Si ricorderà che, del famoso pacchetto di potenziamento delle misure accompagnatorie alla devastante libera circolazione delle persone, che il Consiglio federale aveva concordato anche col Ticino (unico Cantone coinvolto) era rimasto in piedi solo l’inasprimento delle sanzioni per chi viola le condizioni salariali e lavorative minime dei lavoratori distaccati. Il resto era stato “congelato”, ossia gettato nel water, dal ministro dell’economia targato PLR, Johann Schneider Ammann. Colui che il Blick ha soprannominato “Leider Ammann”, ossia “Purtroppo Ammann”, per sottolinearne l’atteggiamento passivo davanti al degrado del mercato del lavoro svizzero. Leider suona infatti come il “sa po’ fa nagott”, segno distintivo di un’altra ministra del PLR: l’ex direttrice del DFE.
Leider Ammann ha bloccato il pacchetto di potenziamento delle misure accompagnatorie con scuse del piffero.

La prima fola
Una era: “finché le bocce non sono ferme sull’applicazione del 9 febbraio, non ha senso varare altre misure”. Balle di fra’ Luca. E oggi ancora più di quando l’infelice affermazione è stata proferita. Infatti la devastante libera circolazione delle persone è, a due anni di distanza dal “maledetto voto”, in vigore esattamente come prima del 9 febbraio 2014. Invasione da sud, soppiantamento dei ticinesi, dumping salariale, padroncini e distaccati in nero, concorrenza sleale, svaccamento del mercato del lavoro, e via elencando, affliggono questo sempre meno ridente Cantone allo stesso modo, anzi peggio – perché più passa il tempo, più la situazione peggiora – di due anni fa. Berna non ha fatto un tubo a tutela del Ticino. Peggio: gli ha dato contro quando quest’ultimo, su impulso dei Consiglieri di Stato leghisti, ha fatto qualche passetto per difendersi da solo: vedi la questione dei casellari giudiziali e, più di recente, l’albo antipadroncini.

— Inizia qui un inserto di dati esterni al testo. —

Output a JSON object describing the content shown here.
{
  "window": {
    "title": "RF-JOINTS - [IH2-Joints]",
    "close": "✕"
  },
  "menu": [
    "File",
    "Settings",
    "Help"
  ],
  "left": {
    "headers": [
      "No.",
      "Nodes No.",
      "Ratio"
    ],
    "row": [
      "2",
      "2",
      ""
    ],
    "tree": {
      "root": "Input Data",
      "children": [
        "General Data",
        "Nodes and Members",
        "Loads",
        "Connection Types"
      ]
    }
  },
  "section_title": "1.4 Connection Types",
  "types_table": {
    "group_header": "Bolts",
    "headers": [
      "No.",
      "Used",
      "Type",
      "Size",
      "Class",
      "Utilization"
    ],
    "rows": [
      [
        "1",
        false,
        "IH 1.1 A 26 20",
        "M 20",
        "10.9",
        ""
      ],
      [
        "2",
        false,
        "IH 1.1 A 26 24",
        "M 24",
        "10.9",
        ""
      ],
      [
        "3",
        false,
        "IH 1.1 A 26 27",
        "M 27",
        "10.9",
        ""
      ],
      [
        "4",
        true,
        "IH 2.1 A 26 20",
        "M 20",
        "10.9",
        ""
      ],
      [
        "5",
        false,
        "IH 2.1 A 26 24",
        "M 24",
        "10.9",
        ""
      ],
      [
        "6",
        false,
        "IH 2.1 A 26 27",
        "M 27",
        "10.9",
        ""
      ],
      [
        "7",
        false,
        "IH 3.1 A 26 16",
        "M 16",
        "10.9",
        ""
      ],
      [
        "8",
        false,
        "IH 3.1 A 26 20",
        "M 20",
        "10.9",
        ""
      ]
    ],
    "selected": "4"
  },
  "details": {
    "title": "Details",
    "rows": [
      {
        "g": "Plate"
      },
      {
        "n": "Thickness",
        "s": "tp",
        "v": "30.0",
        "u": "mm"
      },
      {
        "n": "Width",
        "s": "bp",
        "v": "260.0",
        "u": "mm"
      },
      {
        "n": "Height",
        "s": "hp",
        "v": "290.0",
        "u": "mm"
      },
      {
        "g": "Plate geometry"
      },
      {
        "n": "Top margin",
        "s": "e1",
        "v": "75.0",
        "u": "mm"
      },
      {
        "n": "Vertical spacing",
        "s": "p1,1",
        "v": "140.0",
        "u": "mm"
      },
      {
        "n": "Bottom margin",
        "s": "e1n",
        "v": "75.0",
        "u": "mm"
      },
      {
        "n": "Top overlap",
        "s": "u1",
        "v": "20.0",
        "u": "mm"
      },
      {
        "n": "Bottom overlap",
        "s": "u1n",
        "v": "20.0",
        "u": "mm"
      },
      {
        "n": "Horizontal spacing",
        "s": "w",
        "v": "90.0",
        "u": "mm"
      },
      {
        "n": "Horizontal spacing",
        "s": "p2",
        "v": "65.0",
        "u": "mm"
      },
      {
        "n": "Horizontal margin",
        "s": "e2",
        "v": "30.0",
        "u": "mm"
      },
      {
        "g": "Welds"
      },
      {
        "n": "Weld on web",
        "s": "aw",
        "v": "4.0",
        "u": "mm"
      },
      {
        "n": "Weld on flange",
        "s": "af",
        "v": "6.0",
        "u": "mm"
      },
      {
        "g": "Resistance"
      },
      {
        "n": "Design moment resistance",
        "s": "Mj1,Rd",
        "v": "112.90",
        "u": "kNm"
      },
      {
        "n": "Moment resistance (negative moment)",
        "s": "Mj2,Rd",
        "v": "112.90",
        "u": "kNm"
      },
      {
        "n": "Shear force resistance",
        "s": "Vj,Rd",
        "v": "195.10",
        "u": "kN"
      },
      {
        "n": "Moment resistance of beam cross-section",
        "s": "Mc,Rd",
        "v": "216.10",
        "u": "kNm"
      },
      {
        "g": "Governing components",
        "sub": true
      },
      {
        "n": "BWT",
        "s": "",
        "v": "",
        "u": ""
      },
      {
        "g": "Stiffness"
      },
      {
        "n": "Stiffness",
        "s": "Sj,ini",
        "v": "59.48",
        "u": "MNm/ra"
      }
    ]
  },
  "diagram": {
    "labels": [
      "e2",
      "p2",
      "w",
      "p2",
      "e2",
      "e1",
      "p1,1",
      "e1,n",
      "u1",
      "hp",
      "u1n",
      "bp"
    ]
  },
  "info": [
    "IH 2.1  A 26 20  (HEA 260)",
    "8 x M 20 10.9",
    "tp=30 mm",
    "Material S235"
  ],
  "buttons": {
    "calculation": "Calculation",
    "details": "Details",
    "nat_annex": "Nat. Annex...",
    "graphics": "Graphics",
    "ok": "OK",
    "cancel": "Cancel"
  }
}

Visto che al momento attuale di limitazioni alla libera circolazione delle persone non ce ne sono, l’urgenza di trovare dei correttivi, indipendentemente dal processo di concretizzazione del 9 febbraio, rimane.

La seconda fola
L’altra era: “con il franco forte non vogliamo porre ulteriori limitazioni…”. Ma bravo Leider Ammann, qui ci vuole un premio Nobel per l’economia. Il franco forte non fa che acuire il dumping salariale, infatti permette ai frontalieri di accettare paghe ancora più basse, rifacendosi poi sul cambio, di modo che il loro potere d’acquisto nel Belpaese rimane immutato. Quindi il franco forte dovrebbe semmai essere un motivo per potenziare ulteriormente il pacchetto di misure accompagnatorie, non certo per sabotarlo.

Logica del meno peggio
Sulla reale utilità delle misure accompagnatorie, naturalmente, si può discutere a lungo. Certo non risolvono granché. Vanno sostenute in una logica di meno peggio: per poco che servano, sono sempre meglio di niente. Una delle poche cose giuste dette da Leider Ammann è la seguente: “per sostenere il mercato del lavoro serve una serie di misure, che magari prese singolarmente possono anche avere portata modesta, ma che messe assieme sono efficaci”. Peccato che poi di questa “serie di misure” il ministro dell’economia PLR non ne prenda nemmeno mezza. E visto che, davanti all’incapacità dei partner sociali di trovare un accordo sulla questione del rafforzamento dei contratti collettivi, a dover decidere (?) sarà ancora Schneider Ammann, c’è poco da stare allegri.